Lund
Susanna Jablonski
OBRA
Bytaregatan 5
November 16–December 18, 2019
The Stockholm-based artist Susanna Jablonski’s inaugural show at Obra is titled “Dinkinesh.” It means “You are marvelous” in Amharic, and it is also that language’s name for the famous fossil known in the West as “Lucy,” the oldest and most complete skeleton of a human ancestor ever found. Here, her rib cage is sewn in wool on a lush drapery, Listening Curtain, 2019, made in collaboration with artist Cara Tolmie. The textile slices through the front room of the gallery, gently secluding—protecting?—an elegant untitled sculpture, also made this year. Circumscribed by a brass ring, its tightly packed paper towels resemble rippled white clay.
Jablonski imbues her material with meaning and history, be it prehistoric or familial. Last year, for example, she used cobblestones from her grandmother’s hometown in Poland in her first solo exhibition on her home turf. At Obra, the personal returns overtly in two found-object assemblages. In Adrianna’s Akato, 2019, items such as a plant and an alarm clock (set to Caracas time) sit on a marble slab like personal effects on a bedroom nightstand, evoking her friend’s exile in Barcelona far from the Venezuelan capital where she was born. In Henry’s Couch, 2019, a wasp nest resting on pillows refers to the practice of the artist’s father, a psychoanalyst, I am told.

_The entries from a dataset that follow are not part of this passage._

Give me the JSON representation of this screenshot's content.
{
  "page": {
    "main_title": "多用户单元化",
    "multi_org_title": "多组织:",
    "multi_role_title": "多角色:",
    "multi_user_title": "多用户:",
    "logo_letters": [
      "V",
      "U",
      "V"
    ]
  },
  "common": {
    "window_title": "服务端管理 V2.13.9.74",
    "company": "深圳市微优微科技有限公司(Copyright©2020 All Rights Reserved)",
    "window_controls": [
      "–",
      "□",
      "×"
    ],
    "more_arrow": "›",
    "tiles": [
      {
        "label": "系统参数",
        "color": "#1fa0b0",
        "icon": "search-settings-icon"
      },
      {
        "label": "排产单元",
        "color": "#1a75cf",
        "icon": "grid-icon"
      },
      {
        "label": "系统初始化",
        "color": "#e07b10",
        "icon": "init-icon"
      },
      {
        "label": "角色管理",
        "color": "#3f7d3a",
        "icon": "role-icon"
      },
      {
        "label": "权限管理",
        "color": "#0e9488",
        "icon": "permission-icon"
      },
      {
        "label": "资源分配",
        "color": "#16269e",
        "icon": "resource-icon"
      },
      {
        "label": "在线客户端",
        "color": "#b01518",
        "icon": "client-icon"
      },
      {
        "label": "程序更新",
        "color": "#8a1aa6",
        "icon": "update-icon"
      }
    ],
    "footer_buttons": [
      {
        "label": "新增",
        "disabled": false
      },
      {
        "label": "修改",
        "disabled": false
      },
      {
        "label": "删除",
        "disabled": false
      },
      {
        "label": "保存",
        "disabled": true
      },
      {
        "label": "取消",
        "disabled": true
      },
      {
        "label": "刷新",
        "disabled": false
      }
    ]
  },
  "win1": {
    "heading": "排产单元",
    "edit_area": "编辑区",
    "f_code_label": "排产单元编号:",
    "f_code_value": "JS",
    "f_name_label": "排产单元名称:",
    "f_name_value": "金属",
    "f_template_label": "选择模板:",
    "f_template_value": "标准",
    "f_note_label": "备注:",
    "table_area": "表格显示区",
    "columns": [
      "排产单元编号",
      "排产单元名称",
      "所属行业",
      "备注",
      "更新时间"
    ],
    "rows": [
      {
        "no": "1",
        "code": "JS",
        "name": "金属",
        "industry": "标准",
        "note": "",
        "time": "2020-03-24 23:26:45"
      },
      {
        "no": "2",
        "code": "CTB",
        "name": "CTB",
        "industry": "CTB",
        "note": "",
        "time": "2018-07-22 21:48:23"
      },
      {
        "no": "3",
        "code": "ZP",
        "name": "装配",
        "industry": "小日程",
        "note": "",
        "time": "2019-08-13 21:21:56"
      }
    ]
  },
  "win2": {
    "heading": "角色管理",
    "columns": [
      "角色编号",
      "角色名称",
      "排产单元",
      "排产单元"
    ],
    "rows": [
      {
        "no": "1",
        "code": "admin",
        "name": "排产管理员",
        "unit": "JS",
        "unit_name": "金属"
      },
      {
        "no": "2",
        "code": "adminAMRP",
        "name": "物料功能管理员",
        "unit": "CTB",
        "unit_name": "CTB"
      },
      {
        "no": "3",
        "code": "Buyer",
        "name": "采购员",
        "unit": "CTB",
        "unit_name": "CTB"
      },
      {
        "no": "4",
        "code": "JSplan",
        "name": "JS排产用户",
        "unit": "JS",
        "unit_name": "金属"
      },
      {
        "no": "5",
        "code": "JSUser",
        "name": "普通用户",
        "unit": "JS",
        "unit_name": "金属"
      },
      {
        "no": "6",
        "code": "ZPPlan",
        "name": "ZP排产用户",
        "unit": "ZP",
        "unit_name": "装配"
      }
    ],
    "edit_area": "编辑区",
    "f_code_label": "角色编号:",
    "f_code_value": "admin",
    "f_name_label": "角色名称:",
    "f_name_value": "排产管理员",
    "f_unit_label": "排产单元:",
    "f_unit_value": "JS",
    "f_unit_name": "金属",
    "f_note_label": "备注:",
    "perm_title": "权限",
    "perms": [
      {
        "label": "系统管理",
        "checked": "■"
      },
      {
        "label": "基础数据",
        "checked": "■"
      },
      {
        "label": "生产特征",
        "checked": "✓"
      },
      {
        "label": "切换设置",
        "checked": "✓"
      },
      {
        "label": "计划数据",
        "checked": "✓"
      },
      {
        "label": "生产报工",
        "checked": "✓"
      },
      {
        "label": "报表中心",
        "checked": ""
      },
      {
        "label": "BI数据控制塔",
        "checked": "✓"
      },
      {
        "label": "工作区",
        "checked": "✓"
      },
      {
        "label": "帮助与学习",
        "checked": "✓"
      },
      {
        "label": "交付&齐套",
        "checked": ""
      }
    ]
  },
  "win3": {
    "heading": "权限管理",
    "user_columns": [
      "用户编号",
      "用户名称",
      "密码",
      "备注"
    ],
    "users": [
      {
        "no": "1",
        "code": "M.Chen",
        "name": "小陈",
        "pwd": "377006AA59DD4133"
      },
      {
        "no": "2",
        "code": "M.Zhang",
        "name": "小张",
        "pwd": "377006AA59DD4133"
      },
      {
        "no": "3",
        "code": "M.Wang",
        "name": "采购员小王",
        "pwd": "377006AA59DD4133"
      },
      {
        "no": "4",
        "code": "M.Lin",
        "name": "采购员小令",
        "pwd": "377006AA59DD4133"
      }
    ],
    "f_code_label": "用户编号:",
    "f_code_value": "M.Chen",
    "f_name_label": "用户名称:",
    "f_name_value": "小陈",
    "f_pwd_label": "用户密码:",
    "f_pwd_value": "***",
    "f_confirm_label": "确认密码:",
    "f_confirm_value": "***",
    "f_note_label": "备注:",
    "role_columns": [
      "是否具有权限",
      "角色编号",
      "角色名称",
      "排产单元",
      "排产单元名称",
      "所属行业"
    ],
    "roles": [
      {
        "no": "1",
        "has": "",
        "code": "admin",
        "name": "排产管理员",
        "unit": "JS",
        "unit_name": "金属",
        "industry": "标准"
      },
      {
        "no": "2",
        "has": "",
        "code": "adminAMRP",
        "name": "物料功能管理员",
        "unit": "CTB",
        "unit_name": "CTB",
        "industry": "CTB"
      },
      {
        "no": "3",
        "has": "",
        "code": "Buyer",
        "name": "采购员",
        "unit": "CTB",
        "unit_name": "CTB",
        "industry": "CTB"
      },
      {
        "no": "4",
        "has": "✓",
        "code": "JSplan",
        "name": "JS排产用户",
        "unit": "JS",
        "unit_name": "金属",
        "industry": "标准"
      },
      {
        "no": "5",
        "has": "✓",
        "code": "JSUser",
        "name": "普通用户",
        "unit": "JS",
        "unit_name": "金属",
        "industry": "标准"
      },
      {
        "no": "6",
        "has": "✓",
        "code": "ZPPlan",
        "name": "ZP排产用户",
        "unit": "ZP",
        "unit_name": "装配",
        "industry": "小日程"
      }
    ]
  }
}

The big picture invoked by Lucy, the so-called “grandmother of humanity”—rib cages reoccur in sculptures of reed and clay—paves the way for these more intimate efforts, which also include an unusually calibrated probing of the senses. Jablonski worked with musician William Rickman to create the discreet sound work String Resonator for Room, 2019, which emits occasional timbres from taut instrument strings installed in one of gallery's columns. In the back room, lavender lives up to its palliative reputation in Neon Circle, 2017, a light fixture installed over a neat pile of dried flowers on the floor. Less pleasant, and a potential trigger for trypophobia, is Coral Pillar, 2018, which, crowned by the pocked surface of a washed-out piece of reef, hints at beginnings severed by ecosystems lost.
Jablonski’s show delights in its spatial transformations and unexpected material juxtapositions, and all the more so for never shying away from the opacity of the truly personal. The different iterations of origin stories demarcate what is worthwhile: common history, of course, but also smaller affinities formed along the way.